Kirkus Reviews QR Code
DEVIL’S GARDEN by Ace Atkins

DEVIL’S GARDEN

by Ace Atkins

Pub Date: April 2nd, 2009
ISBN: 978-0-399-15536-9
Publisher: Putnam

Facing a manslaughter rap, big-time movie star Fatty Arbuckle gets the Pinkerton agent Dashiell Hammett working on his behalf.

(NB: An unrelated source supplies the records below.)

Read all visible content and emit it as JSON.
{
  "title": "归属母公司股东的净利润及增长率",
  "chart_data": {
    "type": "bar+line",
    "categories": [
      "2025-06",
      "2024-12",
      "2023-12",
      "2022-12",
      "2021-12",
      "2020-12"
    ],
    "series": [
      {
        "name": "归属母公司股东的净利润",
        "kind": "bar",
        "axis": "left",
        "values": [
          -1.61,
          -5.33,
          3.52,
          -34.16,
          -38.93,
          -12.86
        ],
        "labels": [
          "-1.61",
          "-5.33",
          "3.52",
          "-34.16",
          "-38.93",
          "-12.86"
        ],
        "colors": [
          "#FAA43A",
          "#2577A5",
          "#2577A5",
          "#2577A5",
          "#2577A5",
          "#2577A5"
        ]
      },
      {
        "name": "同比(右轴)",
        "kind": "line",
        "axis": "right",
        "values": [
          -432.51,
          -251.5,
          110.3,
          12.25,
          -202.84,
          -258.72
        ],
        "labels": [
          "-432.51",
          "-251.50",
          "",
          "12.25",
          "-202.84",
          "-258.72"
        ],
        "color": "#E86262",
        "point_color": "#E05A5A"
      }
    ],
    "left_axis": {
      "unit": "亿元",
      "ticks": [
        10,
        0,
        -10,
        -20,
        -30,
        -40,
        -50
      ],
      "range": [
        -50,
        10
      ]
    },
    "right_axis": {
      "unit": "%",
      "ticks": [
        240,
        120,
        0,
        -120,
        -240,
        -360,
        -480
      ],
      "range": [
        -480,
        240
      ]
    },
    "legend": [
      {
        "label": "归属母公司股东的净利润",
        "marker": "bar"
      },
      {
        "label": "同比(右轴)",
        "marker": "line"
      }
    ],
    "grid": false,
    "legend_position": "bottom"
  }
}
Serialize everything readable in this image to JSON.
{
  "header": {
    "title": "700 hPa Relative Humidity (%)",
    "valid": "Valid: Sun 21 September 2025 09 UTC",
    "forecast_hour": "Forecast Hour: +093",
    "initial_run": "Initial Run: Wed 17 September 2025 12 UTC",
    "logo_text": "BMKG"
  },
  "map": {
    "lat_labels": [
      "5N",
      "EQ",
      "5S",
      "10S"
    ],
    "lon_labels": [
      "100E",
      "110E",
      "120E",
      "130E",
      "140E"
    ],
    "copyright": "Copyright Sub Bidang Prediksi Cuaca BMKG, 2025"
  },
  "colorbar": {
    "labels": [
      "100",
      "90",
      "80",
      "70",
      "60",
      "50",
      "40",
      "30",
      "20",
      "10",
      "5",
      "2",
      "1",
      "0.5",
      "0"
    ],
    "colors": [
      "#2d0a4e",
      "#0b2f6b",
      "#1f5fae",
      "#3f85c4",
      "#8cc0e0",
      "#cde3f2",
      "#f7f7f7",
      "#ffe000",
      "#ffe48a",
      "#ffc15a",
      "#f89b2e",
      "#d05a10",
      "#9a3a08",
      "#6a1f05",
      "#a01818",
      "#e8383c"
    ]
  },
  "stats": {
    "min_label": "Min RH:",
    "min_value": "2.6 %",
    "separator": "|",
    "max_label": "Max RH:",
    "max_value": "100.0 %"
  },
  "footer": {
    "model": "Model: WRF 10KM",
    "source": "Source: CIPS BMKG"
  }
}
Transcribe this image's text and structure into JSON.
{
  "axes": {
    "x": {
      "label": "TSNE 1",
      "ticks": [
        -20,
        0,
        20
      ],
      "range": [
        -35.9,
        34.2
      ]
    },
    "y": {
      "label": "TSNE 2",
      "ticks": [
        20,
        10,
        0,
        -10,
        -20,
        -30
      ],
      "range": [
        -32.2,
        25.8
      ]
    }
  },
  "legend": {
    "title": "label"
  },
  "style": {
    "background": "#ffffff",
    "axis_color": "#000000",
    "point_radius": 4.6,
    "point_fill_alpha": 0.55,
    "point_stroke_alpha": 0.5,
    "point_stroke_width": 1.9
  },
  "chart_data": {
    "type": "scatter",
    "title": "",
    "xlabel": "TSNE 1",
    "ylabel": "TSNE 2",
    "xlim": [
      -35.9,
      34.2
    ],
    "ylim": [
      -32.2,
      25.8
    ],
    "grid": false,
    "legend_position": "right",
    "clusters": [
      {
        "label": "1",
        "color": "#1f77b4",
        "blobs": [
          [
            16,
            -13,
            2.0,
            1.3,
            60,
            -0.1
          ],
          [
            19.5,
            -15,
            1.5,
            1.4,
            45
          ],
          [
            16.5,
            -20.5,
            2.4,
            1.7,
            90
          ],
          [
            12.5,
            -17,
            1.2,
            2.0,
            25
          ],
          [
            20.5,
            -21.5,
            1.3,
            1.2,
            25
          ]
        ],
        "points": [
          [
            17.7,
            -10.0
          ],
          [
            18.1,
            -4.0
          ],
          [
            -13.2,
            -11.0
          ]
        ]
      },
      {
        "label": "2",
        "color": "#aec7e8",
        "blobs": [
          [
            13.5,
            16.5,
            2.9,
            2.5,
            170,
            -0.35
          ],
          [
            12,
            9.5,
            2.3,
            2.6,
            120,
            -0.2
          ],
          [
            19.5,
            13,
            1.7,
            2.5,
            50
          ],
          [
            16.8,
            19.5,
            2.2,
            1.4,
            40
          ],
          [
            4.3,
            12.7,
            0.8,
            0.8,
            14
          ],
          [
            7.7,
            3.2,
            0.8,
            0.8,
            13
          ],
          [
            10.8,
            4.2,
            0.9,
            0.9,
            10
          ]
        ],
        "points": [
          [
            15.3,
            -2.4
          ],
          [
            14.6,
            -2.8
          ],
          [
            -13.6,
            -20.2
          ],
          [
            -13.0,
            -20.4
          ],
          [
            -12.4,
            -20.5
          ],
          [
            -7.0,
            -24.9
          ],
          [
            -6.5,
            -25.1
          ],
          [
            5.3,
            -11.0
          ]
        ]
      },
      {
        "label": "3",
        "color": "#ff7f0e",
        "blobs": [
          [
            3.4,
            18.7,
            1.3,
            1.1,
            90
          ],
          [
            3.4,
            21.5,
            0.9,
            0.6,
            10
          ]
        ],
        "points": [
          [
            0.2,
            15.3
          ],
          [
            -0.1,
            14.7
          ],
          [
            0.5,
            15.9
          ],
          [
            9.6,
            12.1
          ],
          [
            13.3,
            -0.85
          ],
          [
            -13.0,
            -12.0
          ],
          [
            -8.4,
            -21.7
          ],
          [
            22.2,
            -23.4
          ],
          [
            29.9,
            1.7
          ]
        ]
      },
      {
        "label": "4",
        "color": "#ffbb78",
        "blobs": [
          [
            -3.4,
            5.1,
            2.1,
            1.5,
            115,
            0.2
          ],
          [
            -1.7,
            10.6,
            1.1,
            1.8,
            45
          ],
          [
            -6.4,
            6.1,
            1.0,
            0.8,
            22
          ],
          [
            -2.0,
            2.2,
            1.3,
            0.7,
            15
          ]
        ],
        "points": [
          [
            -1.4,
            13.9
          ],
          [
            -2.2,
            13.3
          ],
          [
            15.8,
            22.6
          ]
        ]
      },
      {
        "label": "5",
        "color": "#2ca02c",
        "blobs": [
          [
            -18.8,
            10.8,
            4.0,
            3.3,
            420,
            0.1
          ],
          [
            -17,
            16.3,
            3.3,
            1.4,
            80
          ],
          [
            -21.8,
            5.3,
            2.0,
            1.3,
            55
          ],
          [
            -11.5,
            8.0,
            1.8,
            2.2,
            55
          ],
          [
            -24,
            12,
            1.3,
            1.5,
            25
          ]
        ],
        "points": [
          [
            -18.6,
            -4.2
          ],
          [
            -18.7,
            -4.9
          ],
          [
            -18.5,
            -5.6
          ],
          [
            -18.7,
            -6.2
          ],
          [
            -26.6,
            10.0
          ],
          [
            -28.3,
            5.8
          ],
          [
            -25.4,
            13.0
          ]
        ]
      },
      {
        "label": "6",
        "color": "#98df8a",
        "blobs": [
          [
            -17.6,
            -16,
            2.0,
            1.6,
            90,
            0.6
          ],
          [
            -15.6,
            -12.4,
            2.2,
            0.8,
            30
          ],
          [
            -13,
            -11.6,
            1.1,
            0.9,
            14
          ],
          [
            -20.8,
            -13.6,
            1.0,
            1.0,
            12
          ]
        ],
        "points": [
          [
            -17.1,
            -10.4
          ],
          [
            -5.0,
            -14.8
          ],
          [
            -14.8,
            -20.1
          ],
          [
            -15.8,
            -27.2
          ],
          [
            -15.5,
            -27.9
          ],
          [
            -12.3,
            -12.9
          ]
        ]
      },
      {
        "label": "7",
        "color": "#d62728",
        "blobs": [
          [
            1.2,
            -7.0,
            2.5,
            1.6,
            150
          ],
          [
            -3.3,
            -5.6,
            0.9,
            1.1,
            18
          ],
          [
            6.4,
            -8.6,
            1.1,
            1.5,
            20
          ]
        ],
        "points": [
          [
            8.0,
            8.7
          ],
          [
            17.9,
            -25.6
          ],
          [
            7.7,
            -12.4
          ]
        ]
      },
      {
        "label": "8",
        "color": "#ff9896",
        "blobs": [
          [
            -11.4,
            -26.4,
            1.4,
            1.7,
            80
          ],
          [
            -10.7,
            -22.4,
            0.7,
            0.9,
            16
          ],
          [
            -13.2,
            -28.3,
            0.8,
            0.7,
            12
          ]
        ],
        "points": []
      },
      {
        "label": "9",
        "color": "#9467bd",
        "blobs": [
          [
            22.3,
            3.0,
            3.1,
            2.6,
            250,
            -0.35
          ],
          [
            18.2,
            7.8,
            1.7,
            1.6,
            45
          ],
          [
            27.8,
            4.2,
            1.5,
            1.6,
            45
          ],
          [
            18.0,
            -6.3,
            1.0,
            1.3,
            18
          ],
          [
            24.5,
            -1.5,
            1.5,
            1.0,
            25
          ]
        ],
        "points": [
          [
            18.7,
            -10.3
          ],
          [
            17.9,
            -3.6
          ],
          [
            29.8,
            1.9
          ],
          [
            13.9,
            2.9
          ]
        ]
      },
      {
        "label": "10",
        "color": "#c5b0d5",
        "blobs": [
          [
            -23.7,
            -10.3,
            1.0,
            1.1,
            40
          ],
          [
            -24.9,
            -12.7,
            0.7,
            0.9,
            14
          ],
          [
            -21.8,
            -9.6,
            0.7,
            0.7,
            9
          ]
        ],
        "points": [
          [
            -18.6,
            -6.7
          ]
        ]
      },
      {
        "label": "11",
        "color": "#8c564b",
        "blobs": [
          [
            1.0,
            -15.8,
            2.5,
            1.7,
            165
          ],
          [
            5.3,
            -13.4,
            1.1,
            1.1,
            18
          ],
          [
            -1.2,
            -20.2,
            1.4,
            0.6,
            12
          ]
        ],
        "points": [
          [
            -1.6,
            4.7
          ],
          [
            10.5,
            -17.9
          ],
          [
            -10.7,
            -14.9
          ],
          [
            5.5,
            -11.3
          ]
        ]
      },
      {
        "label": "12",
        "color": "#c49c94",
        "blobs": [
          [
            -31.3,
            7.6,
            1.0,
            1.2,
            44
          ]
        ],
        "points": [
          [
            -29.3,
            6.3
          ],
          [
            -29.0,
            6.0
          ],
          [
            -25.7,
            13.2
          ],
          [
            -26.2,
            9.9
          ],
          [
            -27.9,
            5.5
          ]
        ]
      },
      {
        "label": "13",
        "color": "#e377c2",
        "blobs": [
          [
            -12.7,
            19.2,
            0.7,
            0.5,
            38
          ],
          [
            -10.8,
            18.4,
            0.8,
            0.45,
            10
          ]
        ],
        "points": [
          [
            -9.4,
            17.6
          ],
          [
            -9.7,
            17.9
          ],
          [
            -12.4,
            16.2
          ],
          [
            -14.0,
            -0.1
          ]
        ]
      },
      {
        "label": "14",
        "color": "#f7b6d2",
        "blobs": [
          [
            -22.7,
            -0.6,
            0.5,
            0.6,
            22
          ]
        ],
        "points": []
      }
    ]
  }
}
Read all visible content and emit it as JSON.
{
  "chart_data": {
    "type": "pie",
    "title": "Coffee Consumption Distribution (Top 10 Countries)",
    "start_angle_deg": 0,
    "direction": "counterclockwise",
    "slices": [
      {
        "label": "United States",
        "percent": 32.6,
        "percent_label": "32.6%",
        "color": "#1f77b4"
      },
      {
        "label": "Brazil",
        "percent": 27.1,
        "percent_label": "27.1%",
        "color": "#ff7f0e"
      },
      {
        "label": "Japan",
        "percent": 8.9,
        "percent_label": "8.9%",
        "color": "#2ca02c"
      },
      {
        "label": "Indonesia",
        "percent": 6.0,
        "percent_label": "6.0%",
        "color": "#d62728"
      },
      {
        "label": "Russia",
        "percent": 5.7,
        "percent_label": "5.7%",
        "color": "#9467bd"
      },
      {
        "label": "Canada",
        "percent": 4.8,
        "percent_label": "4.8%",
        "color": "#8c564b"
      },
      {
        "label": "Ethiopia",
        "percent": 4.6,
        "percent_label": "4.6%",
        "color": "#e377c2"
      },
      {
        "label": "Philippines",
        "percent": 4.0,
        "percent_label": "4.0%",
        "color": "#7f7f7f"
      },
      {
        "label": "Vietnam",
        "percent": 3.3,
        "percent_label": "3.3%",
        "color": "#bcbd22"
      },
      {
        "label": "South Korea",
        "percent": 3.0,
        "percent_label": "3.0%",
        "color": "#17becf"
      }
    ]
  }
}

In September 1921, you can argue endlessly about who’s funnier, Chaplin or Arbuckle, whose face shines with ersatz innocence as he takes those earthshaking pratfalls. But there’s nothing funny about Arbuckle’s private life, which runs to nonstop booze, floozies and wild parties. The saturnalia at the St. Francis Hotel is merely typical until the girl in Suite 1219 turns up dead, causing the San Francisco authorities to pay particular attention. Arrest and indictment follow in short order. According to the prosecution, Virginia Rappe met her untimely end crushed under the importunate bulk of Roscoe Arbuckle. It’s an allegation lurid enough to enchant the whole avid world of yellow journalism. Though the evidence against Arbuckle is far from overwhelming, the defense is jumpy. Enter ace Pinkerton operative Sam Hammett, who’s not yet calling himself Dashiell. Coughing blood, obviously suffering from TB, he remains every skinny inch a detective’s detective, slogging toward some kind of truth through the moral and ethical despond known as the Arbuckle Case.

Atkins (Wicked City, 2008, etc.) writes so well that some readers—but not all—will forget to ask if that’s enough to validate time spent with irredeemable lowlifes in a modern-day Sodom.